Northwestern players could unionize

The National Labor Relations Board ruled in favor of the players Wednesday.

Dane Mizutani

Northwestern football players took a big step toward potential compensation for college athletes Wednesday when the National Labor Relations Board ruled that the group can officially unionize as it sees fit.

The ruling represents uncharted territory for college athletics. Though it has no direct implications on student-athletes at Minnesota, it opens the door to similar cases in the future.

Wildcats players — namely, former quarterback Kain Colter — made a push toward being recognized as employees a few months ago.

In the ruling, NLRB regional director Peter Sung Ohr cited the players’ time commitment as a major reason to permit the right to unionize.
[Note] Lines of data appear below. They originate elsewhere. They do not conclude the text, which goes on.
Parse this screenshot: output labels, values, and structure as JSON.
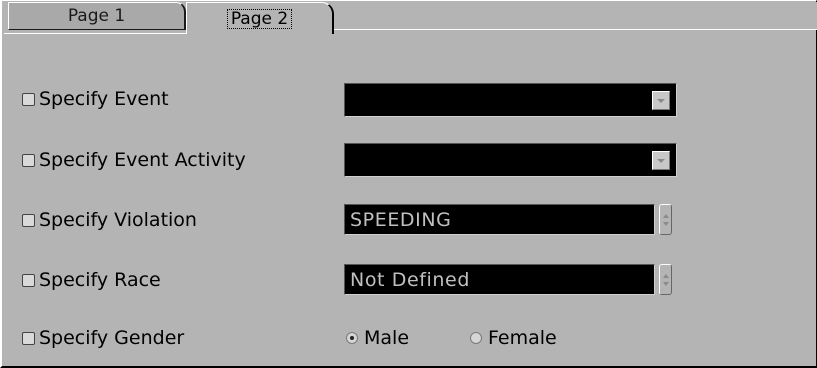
{
  "tabs": [
    {
      "label": "Page 1",
      "active": false
    },
    {
      "label": "Page 2",
      "active": true
    }
  ],
  "rows": {
    "event": {
      "label": "Specify Event",
      "checked": false,
      "value": ""
    },
    "event_activity": {
      "label": "Specify Event Activity",
      "checked": false,
      "value": ""
    },
    "violation": {
      "label": "Specify Violation",
      "checked": false,
      "value": "SPEEDING"
    },
    "race": {
      "label": "Specify Race",
      "checked": false,
      "value": "Not Defined"
    },
    "gender": {
      "label": "Specify Gender",
      "checked": false,
      "options": [
        {
          "label": "Male",
          "selected": true
        },
        {
          "label": "Female",
          "selected": false
        }
      ]
    }
  },
  "colors": {
    "panel": "#b4b4b4",
    "field_background": "#000000",
    "field_text": "#c0c0c0"
  },
  "icons": {
    "dropdown_arrow": "chevron-down-icon",
    "spinner": "up-down-arrows-icon"
  }
}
If Northwestern players decide to form a labor union, it would be the first of its kind in college athletics.

This ruling again ignites the old debate about whether college athletes should be paid. There are many who argue that players should be paid because they bring in millions of dollars to their respective colleges. Still, the other side argues that players get paid in the form of scholarships and any additional funds would ruin amateurism.

Northwestern officials issued a statement Wednesday after the ruling and said they plan to appeal the decision.

“While we respect the NLRB process and the regional director’s opinion, we disagree with it,” the statement said. “Northwestern believes strongly that our student-athletes are not employees, but students.”

In recent years, the NCAA made a push to provide student-athletes with a $2,000 stipend, but the idea never came to fruition.